Warum ist jodhaltiges oder mit Trennmitteln versetztes Salz für die Nasenspülung ungeeignet?
Die Nasenschleimhaut ist wesentlich empfindlicher als die Mundschleimhaut oder der Magen-Darm-Trakt. Während Speisesalz mit Zusätzen wie Jod, Fluorid oder Trennmitteln für den Verzehr absolut sicher und oft sogar gesundheitlich sinnvoll ist, können diese Stoffe bei direktem Kontakt mit der Nasenschleimhaut Probleme verursachen.
Hier sind die Hauptgründe, warum diese Zusätze für Nasenspülungen ungeeignet sind:
1. Jod (und Fluorid)
- Reizung der Schleimhaut: Jod wirkt auf die empfindlichen Zellen der Nasenschleimhaut oft stark reizend. Es kann ein brennendes Gefühl verursachen.
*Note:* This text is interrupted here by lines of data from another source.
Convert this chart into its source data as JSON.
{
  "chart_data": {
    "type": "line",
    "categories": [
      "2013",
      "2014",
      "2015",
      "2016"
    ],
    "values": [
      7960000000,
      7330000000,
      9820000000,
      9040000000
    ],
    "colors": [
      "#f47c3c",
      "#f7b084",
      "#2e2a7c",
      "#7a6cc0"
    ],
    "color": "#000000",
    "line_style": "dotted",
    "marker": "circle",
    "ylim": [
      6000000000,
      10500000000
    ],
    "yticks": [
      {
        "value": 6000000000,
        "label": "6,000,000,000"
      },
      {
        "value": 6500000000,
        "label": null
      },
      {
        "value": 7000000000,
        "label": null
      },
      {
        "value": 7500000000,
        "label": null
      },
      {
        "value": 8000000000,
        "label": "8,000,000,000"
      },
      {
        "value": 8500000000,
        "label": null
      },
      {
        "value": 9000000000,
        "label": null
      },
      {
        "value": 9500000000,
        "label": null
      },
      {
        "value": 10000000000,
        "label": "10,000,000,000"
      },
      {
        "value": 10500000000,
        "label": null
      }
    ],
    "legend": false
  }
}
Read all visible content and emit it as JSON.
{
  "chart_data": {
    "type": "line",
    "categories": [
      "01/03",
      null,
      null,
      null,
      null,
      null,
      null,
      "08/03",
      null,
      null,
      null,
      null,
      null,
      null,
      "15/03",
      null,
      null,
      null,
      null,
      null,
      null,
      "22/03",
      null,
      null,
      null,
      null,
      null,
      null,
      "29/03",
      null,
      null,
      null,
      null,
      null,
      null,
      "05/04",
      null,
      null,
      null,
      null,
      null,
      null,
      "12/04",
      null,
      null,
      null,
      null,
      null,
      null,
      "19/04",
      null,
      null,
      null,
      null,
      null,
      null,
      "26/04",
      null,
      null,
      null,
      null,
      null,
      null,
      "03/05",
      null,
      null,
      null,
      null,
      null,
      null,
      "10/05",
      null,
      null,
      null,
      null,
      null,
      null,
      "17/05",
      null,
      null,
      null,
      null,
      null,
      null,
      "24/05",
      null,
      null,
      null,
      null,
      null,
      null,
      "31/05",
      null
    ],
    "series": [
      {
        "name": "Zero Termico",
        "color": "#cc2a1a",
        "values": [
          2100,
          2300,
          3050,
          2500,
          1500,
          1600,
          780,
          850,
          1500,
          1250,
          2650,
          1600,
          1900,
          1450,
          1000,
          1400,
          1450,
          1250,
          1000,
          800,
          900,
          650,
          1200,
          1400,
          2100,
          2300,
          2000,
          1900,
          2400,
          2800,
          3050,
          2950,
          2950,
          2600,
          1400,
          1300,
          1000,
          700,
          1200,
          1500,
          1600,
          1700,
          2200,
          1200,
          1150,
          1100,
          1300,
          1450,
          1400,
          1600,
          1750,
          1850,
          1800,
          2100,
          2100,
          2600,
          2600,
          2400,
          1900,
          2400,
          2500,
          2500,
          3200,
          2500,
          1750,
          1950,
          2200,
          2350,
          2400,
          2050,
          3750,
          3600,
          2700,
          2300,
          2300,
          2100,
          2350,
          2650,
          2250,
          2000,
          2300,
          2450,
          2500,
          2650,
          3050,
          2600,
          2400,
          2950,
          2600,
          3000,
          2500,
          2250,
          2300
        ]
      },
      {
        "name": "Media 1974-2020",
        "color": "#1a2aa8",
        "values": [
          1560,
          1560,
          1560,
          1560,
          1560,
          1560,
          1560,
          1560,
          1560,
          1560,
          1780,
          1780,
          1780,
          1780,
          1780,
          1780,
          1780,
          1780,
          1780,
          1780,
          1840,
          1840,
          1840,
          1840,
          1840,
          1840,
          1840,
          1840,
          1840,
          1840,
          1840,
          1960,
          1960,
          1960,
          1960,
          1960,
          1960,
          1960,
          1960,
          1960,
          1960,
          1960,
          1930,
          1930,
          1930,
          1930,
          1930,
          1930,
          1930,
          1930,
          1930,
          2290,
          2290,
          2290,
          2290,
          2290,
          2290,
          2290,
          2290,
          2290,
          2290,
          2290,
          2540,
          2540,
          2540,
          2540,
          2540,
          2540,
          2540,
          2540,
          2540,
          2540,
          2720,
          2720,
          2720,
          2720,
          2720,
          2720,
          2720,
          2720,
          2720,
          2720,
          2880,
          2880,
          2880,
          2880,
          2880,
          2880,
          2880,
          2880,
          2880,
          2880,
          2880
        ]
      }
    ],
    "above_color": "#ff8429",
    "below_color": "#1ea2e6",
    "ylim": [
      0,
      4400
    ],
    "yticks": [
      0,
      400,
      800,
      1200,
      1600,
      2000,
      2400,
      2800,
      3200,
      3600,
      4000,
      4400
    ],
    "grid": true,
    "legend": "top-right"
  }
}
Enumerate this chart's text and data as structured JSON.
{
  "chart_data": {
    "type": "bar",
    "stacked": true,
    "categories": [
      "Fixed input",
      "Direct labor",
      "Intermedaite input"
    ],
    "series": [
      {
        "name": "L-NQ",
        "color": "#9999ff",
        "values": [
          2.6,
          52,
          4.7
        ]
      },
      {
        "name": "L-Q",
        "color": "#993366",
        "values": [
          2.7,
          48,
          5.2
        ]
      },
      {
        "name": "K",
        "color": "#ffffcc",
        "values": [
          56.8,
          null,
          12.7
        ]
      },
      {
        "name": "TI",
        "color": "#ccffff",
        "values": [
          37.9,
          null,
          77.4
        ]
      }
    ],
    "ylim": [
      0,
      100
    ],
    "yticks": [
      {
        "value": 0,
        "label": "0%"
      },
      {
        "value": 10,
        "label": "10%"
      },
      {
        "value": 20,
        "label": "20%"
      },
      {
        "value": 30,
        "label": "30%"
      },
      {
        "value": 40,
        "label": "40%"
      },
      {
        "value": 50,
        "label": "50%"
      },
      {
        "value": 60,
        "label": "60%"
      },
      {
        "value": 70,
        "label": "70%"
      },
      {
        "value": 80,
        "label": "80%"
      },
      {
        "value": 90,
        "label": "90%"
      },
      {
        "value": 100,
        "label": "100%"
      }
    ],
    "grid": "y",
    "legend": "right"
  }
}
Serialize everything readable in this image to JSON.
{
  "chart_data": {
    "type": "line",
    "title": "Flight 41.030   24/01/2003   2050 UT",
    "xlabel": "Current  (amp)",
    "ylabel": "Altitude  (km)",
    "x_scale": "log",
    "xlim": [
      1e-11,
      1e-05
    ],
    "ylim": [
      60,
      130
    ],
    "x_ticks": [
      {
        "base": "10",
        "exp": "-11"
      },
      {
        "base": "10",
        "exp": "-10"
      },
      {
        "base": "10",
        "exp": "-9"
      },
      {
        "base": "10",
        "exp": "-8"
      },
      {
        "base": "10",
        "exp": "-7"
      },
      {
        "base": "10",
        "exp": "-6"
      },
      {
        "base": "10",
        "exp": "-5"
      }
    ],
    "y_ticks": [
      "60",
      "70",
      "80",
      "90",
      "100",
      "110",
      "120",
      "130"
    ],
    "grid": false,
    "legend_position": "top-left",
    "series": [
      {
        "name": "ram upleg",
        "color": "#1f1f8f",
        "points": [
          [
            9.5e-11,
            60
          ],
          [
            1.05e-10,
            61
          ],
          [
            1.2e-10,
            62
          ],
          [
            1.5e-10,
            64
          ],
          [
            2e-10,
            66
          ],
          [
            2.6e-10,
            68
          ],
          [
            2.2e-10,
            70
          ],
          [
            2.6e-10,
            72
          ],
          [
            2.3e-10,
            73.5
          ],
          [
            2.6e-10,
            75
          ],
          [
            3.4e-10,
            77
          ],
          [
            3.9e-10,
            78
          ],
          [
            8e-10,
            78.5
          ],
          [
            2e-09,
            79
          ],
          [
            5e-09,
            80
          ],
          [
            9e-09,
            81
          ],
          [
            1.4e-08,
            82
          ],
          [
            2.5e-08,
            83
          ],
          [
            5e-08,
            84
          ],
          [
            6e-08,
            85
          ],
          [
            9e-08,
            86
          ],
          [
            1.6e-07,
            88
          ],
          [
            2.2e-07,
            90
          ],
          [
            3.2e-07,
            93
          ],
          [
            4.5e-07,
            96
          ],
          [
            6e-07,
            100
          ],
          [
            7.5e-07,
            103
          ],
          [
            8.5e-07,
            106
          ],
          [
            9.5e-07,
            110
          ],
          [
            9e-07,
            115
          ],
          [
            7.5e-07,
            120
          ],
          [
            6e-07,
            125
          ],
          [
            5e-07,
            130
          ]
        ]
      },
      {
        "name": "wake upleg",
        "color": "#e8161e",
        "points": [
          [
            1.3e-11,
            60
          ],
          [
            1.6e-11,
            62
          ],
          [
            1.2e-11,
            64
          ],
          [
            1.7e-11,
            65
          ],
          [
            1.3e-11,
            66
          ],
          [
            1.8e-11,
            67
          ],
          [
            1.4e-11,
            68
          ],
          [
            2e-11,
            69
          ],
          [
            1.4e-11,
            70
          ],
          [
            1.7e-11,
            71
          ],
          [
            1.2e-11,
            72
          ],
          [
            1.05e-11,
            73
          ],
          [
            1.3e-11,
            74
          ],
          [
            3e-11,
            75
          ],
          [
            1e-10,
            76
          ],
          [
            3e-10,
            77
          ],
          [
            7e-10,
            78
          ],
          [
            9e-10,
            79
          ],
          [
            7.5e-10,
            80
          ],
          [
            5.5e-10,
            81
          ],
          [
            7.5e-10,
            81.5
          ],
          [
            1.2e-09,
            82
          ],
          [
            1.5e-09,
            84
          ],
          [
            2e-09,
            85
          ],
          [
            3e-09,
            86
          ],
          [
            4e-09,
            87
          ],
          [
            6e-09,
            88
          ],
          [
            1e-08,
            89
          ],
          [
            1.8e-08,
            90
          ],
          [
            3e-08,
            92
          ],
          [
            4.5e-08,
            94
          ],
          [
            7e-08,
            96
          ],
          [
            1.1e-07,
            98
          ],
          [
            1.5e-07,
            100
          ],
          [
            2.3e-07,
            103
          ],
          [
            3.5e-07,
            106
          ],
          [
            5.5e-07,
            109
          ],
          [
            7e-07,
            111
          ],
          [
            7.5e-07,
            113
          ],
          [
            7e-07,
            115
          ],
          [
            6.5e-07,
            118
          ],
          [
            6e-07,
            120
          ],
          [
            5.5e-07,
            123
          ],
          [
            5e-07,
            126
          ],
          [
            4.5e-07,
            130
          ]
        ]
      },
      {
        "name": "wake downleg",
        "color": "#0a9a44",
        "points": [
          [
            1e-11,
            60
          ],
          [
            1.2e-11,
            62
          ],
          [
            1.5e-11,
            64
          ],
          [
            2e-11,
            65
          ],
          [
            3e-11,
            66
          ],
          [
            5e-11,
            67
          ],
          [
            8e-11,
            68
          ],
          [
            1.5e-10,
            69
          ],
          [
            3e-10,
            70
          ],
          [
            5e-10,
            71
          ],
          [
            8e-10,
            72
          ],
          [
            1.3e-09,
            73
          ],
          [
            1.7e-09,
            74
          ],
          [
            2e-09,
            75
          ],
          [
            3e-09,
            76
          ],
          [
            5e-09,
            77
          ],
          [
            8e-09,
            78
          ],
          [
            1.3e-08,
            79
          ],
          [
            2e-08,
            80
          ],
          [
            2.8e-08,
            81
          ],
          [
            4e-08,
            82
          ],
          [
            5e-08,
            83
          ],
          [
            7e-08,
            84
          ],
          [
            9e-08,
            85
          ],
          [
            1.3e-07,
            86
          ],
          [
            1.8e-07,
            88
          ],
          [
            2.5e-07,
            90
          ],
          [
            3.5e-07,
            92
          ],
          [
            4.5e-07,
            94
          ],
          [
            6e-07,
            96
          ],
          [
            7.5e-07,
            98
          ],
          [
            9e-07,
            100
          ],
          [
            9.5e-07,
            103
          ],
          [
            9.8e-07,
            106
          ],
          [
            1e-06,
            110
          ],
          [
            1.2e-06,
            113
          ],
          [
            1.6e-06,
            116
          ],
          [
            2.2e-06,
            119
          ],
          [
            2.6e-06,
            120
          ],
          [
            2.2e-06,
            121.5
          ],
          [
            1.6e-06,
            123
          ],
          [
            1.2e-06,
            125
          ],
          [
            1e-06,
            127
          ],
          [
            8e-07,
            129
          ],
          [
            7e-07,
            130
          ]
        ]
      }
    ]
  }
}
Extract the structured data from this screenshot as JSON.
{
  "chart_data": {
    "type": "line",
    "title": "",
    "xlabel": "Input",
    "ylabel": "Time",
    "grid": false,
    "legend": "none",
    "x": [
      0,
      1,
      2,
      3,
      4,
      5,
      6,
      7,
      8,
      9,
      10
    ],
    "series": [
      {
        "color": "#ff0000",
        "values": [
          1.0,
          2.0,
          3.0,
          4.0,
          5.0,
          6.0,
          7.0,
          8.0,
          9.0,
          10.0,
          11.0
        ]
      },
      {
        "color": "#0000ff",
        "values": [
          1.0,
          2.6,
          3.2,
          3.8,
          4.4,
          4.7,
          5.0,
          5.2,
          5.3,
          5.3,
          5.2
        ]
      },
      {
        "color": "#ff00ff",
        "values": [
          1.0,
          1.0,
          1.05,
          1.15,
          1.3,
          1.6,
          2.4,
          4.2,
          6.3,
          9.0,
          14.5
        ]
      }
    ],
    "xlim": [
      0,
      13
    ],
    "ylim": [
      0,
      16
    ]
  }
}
- Schädigung der Flimmerhärchen (Zilien): Die Nase ist mit Millionen winziger Flimmerhärchen ausgekleidet, die Fremdstoffe und Schleim abtransportieren. Studien haben gezeigt, dass Jod die Bewegung dieser Härchen verlangsamen oder sogar vorübergehend lähmen kann. Damit wird der natürliche Reinigungsmechanismus der Nase gestört – also genau das Gegenteil dessen bewirkt, was man mit einer Nasenspülung erreichen möchte.
- Allergische Reaktionen: Manche Menschen reagieren überempfindlich auf Jod, was zu Schwellungen der Schleimhaut führen kann.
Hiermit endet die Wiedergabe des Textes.